Loyter was one of the heads and directors of the Jewish theatrical studio of the Kiev Culture League (Kiev-Moscow, 1919–24) where with a group of actors whom he had trained he staged plays by I.L. Peretz, Shalom Aleichem, Peretz Hirshbein, and others. He studied directing in Moscow with Y. Vakhtangov and C.Y. Meyerhold. In Baku in 1924–25 he headed the Workers' Theater and the Jewish theatrical studio. In 1925–28 he was director of the State Jewish Theater of the Ukraine where he staged Purimspiel and also Vognye ("In the Fire") by M. *Daniel and Loyter; Two Kuni Lemels by A. *Goldfaden, and other works. In 1929 in Moscow together with S. *Mikhoels he established a theatrical studio, teaching there (until 1935) and also at the Teaching-Theater Center (from 1933 to 1935). From 1935 to 1941 and 1945 to 1949 he was artistic director of the Odessa Jewish Theater where he staged, among other plays, Maxim Gorky's Mother (1938) and Wandering Stars (1940) by Shalom Aleichem. Loyter also directed plays in Russian and Ukrainian. During World War ii, he was evacuated to Tashkent. During this time he staged plays in Uzbekistan (and was awarded the title of Honored Artist of the Uzbek ssr, in 1943) and Tadzhikistan. He wrote a book in Russian, Slovo na stsene I estrade ("Word on Stage and on the Boards," 1954), and an introduction to the anthology he compiled Slovo na stsene ("Word on Stage," 1958).

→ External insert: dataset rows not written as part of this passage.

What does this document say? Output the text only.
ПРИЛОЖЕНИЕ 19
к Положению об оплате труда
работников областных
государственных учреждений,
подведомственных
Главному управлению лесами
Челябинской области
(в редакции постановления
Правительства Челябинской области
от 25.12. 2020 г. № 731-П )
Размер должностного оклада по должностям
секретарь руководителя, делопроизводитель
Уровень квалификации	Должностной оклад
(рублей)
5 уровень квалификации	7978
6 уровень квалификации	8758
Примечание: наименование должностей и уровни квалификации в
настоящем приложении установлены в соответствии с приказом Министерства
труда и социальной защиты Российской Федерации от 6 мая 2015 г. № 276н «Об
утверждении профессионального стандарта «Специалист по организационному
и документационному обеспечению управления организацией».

His brother nachum loyter (1891–1966) was also a theatrical director. In 1919 he studied at the theater studio of the Kiev Culture League and in 1922 graduated from the State Higher Directors' Workshop. From 1925 to 1929 he was the director of the Moscow Proletcult (Proletarian Culture) Theater. From 1930 he headed the State Jewish Theater of the Ukraine in Kharkov, from 1936, the Odessa Jewish Theater, and from 1937 the Kiev Jewish Theater. From 1940 to 1957 N. Loyter worked in the Y. Kolas Belorussian Theater, first in Vitebsk, then in evacuation in Uralsk. He was awarded the title of Honored Art Worker of the Belorussian ssr in 1945 and a Stalin Prize in 1946.